3. Aux termes de l'article R. 123-19 du code de l'environnement : " Le commissaire enquêteur ou la commission d'enquête établit un rapport qui relate le déroulement de l'enquête et examine les observations recueillies. / Le rapport comporte le rappel de l'objet du projet, plan ou programme, la liste de l'ensemble des pièces figurant dans le dossier d'enquête, une synthèse des observations du public, une analyse des propositions produites durant l'enquête et, le cas échéant, les observations du responsable de projet, plan ou programme en réponse aux observations du public./ Le commissaire enquête ou la commission d'enquête consigne, dans une présentation séparée, ses conclusions motivées, en précisant si elles sont favorables, favorables sous réserves ou défavorables au projet ". Si ces dispositions n'imposent pas que le commissaire enquêteur réponde à chacune des observations présentées lors de l'enquête publique, elles l'obligent à indiquer en livrant ses conclusions les raisons qui déterminent le sens de son avis.

4. Il ressort des pièces du dossier que les observations des requérants sont mentionnées dans le rapport d'enquête publique, sous une forme résumée portant, d'une part, sur la desserte par les transports en commun du quartier du Petit-Maroc au-delà du pont mobile et, d'autre part, sur l'amélioration des conditions de stationnement dans le quartier Petit-Maroc.
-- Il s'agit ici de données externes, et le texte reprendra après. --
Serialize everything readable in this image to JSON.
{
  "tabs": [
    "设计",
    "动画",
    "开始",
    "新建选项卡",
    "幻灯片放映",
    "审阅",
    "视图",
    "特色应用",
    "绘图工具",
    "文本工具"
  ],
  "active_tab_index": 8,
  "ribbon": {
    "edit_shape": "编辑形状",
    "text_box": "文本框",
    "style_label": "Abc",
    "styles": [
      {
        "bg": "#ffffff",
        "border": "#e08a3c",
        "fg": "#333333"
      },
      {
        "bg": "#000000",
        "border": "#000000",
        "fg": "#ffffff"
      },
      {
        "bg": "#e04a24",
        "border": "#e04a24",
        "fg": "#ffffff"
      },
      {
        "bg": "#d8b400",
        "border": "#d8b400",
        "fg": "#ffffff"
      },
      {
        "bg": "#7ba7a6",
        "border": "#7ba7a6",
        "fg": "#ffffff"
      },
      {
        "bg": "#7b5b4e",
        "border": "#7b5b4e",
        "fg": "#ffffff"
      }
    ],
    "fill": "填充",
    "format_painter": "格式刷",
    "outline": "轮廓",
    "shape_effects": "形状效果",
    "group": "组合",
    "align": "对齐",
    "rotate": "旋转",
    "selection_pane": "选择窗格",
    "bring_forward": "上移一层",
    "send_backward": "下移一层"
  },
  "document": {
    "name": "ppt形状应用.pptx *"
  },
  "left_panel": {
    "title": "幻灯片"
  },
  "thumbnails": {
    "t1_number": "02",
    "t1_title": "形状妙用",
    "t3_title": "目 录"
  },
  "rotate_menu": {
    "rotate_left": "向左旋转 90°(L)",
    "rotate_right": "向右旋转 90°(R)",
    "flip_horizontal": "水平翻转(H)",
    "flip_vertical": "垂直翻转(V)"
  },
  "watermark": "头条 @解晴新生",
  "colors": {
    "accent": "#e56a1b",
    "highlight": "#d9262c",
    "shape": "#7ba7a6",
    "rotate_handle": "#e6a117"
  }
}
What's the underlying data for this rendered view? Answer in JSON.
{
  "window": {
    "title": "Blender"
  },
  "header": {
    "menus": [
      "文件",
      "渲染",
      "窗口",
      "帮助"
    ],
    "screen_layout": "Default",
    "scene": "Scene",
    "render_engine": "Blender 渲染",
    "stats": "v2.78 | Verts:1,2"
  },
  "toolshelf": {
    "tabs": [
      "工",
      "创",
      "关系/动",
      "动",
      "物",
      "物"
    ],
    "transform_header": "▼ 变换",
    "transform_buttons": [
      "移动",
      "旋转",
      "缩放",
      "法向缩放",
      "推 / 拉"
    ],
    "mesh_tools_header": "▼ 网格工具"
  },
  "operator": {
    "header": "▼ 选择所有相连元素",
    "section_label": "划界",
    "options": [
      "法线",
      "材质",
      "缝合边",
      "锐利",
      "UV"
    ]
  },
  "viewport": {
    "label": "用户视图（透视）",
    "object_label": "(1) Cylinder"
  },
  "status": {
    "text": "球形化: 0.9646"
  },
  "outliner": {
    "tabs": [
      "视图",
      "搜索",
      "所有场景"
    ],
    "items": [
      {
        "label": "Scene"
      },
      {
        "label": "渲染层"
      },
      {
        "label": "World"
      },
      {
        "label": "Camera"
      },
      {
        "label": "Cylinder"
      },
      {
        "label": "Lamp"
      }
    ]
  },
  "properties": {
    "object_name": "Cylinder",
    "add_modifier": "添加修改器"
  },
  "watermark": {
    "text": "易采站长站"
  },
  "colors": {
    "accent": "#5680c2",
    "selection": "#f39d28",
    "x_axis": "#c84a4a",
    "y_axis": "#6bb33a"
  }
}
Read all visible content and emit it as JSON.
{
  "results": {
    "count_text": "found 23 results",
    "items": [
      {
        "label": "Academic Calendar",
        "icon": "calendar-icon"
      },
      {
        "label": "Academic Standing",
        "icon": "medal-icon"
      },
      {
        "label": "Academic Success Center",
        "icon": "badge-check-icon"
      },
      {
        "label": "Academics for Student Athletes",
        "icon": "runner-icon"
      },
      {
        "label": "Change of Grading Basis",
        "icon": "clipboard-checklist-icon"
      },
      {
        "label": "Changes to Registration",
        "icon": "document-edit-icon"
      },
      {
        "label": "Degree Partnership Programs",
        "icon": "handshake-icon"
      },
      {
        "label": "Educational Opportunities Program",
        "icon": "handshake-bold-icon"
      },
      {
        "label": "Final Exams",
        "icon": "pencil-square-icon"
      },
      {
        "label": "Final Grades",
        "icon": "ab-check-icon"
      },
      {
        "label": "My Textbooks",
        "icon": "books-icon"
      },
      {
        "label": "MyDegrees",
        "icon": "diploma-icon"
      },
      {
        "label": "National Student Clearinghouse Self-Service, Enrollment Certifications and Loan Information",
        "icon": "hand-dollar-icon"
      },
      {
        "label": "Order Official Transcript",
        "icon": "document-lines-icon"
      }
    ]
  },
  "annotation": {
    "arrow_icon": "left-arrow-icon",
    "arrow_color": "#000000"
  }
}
Si les observations initiales des requérants, annexées au rapport d'enquête, étaient plus longues et moins précises, elles visaient toutefois à signaler la particularité du quartier du Petit-Maroc, dont l'enclavement à l'occasion des fermetures récurrentes des ponts mobiles peut contraindre les habitants à circuler en automobile afin de pouvoir emprunter un autre itinéraire et a entraîné le service de transports publics à situer le terminus de la ligne Saint-Robert / Petit-Maroc, non pas au sein de ce quartier mais à sa lisière, avant le pont mobile. La circonstance que le commissaire enquêteur, qui n'était pas tenu de répondre à chacune des observations présentées lors de l'enquête, a résumé les observations des requérants sous ces deux angles d'approche n'est pas de nature à le faire regarder comme n'ayant pas examiné sérieusement ces observations. Par suite, le moyen tiré de la dénaturation des observations formulées par les requérants dans le cadre de l'enquête publique, et de leur traitement, doit être écarté.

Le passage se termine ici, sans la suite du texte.